The world would be better when such things knew their place, in any event. Ghyran had yet to be tamed. That was why the Glotts were so determined to find the so-called Radiant Queen. It was Alarielle who was somehow stymieing Nurgle’s advances in this realm, Alarielle whose subtle song raised forests to walk and cleansed that which had been fairly befouled. And it was Alarielle whom Nurgle wanted. It was said, by those who would know, that there was a cage of crystalline pus, hardened in the heat of Nurgle’s cauldron, somewhere in the garden, waiting for its prisoner. When the Radiant Queen was at last his, these knowledgeable sorts said, Grandfather would cage her, and hang her from his bower, and listen to her beautiful song into eternity.

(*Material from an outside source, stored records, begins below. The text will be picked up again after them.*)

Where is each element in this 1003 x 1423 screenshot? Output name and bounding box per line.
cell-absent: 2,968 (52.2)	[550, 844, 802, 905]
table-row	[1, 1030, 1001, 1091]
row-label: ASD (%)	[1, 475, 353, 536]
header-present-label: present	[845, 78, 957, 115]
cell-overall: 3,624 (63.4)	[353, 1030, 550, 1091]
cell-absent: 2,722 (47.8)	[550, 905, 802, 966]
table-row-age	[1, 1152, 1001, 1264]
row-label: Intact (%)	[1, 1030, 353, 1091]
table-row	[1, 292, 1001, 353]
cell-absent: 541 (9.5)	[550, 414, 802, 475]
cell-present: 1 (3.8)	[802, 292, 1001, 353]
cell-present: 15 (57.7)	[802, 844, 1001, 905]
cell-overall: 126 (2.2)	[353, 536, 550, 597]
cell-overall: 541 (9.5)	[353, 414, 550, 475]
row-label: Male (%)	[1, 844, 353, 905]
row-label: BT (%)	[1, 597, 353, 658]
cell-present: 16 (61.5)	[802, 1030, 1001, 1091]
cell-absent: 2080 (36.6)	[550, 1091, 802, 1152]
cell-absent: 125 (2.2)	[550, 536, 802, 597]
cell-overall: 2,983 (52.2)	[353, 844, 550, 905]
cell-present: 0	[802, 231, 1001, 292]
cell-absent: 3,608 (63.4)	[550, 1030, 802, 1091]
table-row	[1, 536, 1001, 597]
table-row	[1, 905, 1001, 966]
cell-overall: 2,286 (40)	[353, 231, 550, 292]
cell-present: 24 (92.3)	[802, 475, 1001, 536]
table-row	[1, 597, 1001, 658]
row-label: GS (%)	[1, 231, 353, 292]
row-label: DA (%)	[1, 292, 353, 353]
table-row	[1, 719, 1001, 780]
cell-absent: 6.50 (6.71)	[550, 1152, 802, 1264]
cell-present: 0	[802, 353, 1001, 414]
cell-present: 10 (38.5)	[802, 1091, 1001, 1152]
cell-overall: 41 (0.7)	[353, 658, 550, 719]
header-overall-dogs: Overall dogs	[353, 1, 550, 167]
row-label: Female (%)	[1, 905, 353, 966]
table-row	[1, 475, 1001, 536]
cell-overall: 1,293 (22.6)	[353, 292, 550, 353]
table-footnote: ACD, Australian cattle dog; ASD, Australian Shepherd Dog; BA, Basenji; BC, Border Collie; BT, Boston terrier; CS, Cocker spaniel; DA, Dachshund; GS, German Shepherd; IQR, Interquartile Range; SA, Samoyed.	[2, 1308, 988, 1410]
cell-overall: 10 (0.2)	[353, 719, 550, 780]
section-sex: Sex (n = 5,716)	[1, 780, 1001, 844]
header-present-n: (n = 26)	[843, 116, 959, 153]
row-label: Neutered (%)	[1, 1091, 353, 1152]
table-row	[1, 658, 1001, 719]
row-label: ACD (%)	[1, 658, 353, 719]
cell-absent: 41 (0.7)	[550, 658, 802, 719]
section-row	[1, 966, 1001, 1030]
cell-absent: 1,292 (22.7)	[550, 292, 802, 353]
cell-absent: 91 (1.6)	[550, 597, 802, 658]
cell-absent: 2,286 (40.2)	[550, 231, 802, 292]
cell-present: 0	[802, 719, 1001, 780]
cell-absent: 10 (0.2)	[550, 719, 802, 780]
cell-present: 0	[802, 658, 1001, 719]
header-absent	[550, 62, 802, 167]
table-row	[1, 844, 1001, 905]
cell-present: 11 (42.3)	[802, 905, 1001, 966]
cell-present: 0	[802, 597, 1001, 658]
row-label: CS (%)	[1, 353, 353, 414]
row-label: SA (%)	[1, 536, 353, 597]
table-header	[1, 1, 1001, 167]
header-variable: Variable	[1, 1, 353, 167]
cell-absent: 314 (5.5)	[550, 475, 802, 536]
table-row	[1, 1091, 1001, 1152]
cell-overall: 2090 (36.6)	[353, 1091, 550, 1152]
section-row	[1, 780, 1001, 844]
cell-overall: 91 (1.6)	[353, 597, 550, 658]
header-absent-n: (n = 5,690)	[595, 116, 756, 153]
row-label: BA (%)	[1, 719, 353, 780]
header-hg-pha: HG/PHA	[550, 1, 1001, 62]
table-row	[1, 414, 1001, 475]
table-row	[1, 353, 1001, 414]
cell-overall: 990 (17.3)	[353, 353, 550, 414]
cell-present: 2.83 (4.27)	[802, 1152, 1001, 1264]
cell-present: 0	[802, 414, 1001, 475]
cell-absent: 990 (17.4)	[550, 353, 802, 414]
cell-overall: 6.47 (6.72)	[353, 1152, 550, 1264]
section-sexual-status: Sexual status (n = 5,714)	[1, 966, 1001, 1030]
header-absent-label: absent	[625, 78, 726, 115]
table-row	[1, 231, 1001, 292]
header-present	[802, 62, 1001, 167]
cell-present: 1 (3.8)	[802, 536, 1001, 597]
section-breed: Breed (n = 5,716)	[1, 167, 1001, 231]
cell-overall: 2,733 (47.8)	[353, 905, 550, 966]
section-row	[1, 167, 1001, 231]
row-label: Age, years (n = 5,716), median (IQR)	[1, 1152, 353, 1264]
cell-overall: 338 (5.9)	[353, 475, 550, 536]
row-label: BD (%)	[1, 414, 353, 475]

Who says the gods don’t understand romance, Morbidex thought, as he brought Tripletongue to a halt in a cloud of dust. The largest of the world pimples was a truly mountainous boil of dripping earth, topped by a cloudy bubble of beautiful vileness. It was magnificent.
‘Too bad,’ Morbidex murmured.
‘What was that, Twiceborn?’ Otto asked, peering down at him. The oldest of the Glotts was a bulky warrior, as big as Morbidex, and his lumpen frame was fair to bursting with the favour of Nurgle. He carried a scythe, like Morbidex, though his was wreathed with even more baleful enchantments.
‘I said it’s a shame,’ Morbidex said, reclining in his saddle. He scratched the chin of a nurgling. ‘Think of how big it might get…’
‘We all must make sacrifices to keep pests out of the garden,’ Otto said. He smacked Ghurk on the head with the butt of his scythe. ‘Hup, Ghurk. Give it a squeeze.’
Ghurk made a sound of assent and reached out with his giant tentacle. The tendril slithered about the cusp of the world pimple and contracted with a sound like grinding rocks.
‘Hurry, Ghurk,’ Otto said, as he hunched forward. ‘Hurry! They are almost past us!’
Morbidex looked up, and saw the island pass overhead. Soil and rocks fell from its vast belly, to smash into the mire below. Water exploded upwards as a chunk of rock hammered down nearby, and Tripletongue gave a bleat of surprise. Morbidex leaned forward and dug his fingers into the maggoth’s hide.
‘Easy, you fearful brute, it’s just a bit of soil, think nothing of it,’ he grated, even as he cocked an eye towards the hovering landmass.
‘Mayhap we should seek safer ground,’ Orghotts said, looking around warily. More stones fell, plopping into the water with ground-shaking finality. Bodies fell with them too, some clad in silver, others dripping with Nurgle’s blessings. Ethrac’s daemons had met the enemy, and the air was rent by the sounds of battle as winged Stormcasts clashed with plague drones. Morbidex watched, momentarily distracted by the aerial war. He’d never seen the like, at least not in the Mortal Realms. Where the Grandfather’s garden abutted the killing fields of Khorne or the colorful palaces of Tzeentch’s realm, such conflicts were commonplace. But those things were but grand duels, exaggerated and only mockingly serious.
This, however, was true war, and part of him longed to be up there amidst it. He glanced around and saw that his fellow maggoth lords were as rapt as he was, watching the sky-borne battle. Then Ghurk roared, and with a sound like splitting rock, the world pimple ruptured.
Chapter Eleven
Battle in the sky
‘Only the faithful,’ Tegrus shouted as he folded his wings and arrowed towards the plague drone. Hammer crashed against plaguesword as he swept past. Prosecutors from three Stormhosts had launched themselves aloft to engage the daemon-flyers, as the latter swarmed the island, seeking to attack those who stood upon it.
As he swooped through the air, back towards his quarry, Tegrus could see the grey-green reaches of Rotwater Blight spreading out far below him. There too was the shattered husk of the Oak of Ages Past, larger than a range of foothills and rising up as if to catch hold of the sky. From its end flowed a ribbon of pure crystal water, turning midstream to a flow of putrid slop. There, squatting amidst that filth, was the being they had come to find, the Great Unclean One that Gardus had spoken of.
You were right, Steel Soul, he thought, as he rolled through the air.
One of his hammers snapped out to catch a plaguebearer in the head. His blow sent the daemon tumbling from its buzzing mount. The fly contorted with malign urgency, its hairy legs crashing against Tegrus’ armour as it sought to crush him. The acrid stench of it washed over him, choking him. With a strangled shout, he drove his hammers into its pulsing thorax, rupturing the shiny carapace and covering himself in a pungent tide of squirming maggots. The fly plummeted from the air, following its rider to the ground far below. Tegrus grimaced and pressed his hammer to his chest, burning away the creatures that clung to the sigmarite.